Minggu, 5 Oktober 2025

Pilpres 2019

Ketika Deddy Mizwar Bacakan Puisi Sutan Takdir Alisjahbana 'Selalu Hidup'

"Saya akan membacakan puisi tahun 1937. Saya kira belum ada yang lahir kita disini," kata Deddy Mizwar.

Tribunnews.com/ Fransiskus Adhiyuda
Deddy Mizwar saat membacakan puisi karya Sutan Takdir Alisjahbana di auditorium Pusat Perfilman H Usmar Ismail, Kuningan, Jakarta Selatan, Rabu (17/10/2018) malam. 

Laporan Wartawan Tribunnews.com, Fransiskus Adhiyuda

TRIBUNNEWS.COM, JAKARTA - Suara Deddy Mizwar terdengar lantang saat dirinya mulai membacakan puisi karya Sutan Takdir Alisjahbana di auditorium Pusat Perfilman H Usmar Ismail, Kuningan, Jakarta Selatan, Rabu (17/10/2018) malam.

Deddy yang tampak mengenakan kemeja putih lengkap dengan setelah jas hitam berdiri di atas panggung auditorium Pusat Perfilman H Usmar Ismail.

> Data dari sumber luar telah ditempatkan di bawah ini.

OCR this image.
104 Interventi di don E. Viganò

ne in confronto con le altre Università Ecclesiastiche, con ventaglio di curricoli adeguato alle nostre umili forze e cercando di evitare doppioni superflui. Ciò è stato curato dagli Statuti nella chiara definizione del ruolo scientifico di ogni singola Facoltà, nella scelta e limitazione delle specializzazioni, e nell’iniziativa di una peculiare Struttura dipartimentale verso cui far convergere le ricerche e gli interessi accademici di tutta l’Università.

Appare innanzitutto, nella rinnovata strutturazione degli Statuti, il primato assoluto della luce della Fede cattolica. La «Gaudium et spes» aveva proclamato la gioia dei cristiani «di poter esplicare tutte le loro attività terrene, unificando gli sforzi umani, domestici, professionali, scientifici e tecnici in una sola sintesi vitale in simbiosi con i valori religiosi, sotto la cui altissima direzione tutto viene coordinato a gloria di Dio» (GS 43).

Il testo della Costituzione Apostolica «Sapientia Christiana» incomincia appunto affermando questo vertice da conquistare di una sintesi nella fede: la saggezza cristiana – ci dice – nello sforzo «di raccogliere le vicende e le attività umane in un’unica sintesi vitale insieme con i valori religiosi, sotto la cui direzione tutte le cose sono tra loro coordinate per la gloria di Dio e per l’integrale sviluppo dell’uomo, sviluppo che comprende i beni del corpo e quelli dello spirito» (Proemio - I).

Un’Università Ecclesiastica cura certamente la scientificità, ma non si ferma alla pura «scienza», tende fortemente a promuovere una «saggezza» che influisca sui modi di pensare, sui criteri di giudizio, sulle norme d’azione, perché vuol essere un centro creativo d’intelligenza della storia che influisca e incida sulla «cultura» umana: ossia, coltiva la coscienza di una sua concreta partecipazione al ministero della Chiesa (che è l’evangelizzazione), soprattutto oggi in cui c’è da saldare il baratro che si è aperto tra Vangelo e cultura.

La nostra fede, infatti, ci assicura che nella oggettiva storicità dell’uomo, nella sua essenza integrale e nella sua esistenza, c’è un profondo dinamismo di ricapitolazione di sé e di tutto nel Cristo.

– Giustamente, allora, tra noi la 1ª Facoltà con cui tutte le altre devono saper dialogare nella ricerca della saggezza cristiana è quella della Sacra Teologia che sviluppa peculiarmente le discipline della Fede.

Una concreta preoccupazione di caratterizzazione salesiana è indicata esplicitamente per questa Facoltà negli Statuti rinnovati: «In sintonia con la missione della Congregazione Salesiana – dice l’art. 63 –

Tangan kirinya terlihat menggenggam selembar kertas putih.

Baca: KPK Sebut Suap Meikarta Terkait Pengurusan IMB

Tangan lainnya merapihkan posisi microphone.

Tanpa terlihat tegang, ia mengucapkan pengantar sebelum membacakan puisi milik Sutan Takdir Alisjahbana yang dibuat tahun 1937.

"Saya akan membacakan puisi tahun 1937. Saya kira belum ada yang lahir kita disini," kata Deddy Mizwar.

Ia lalu menyebut, meski pencipta puisi ini sudah meninggal pada tahun 1994, tapi karyanya selalu menumbuhkan semangat.

Baca: Bastian Steel Kerja Sama dengan Produsernya Wiz Khalifa

"Dia sudah meninggal, tapi karyanya ini diberi judul selalu hidup. Kita butuh energi untuk bangkit. Sultan Thakdir Alisabana 'Selalu Hidup'," katanya.

Deddy kemudian membacakan puisi Sultan Thakdir Alisabana berjudul 'Selalu Hidup' dengan penuh semangat.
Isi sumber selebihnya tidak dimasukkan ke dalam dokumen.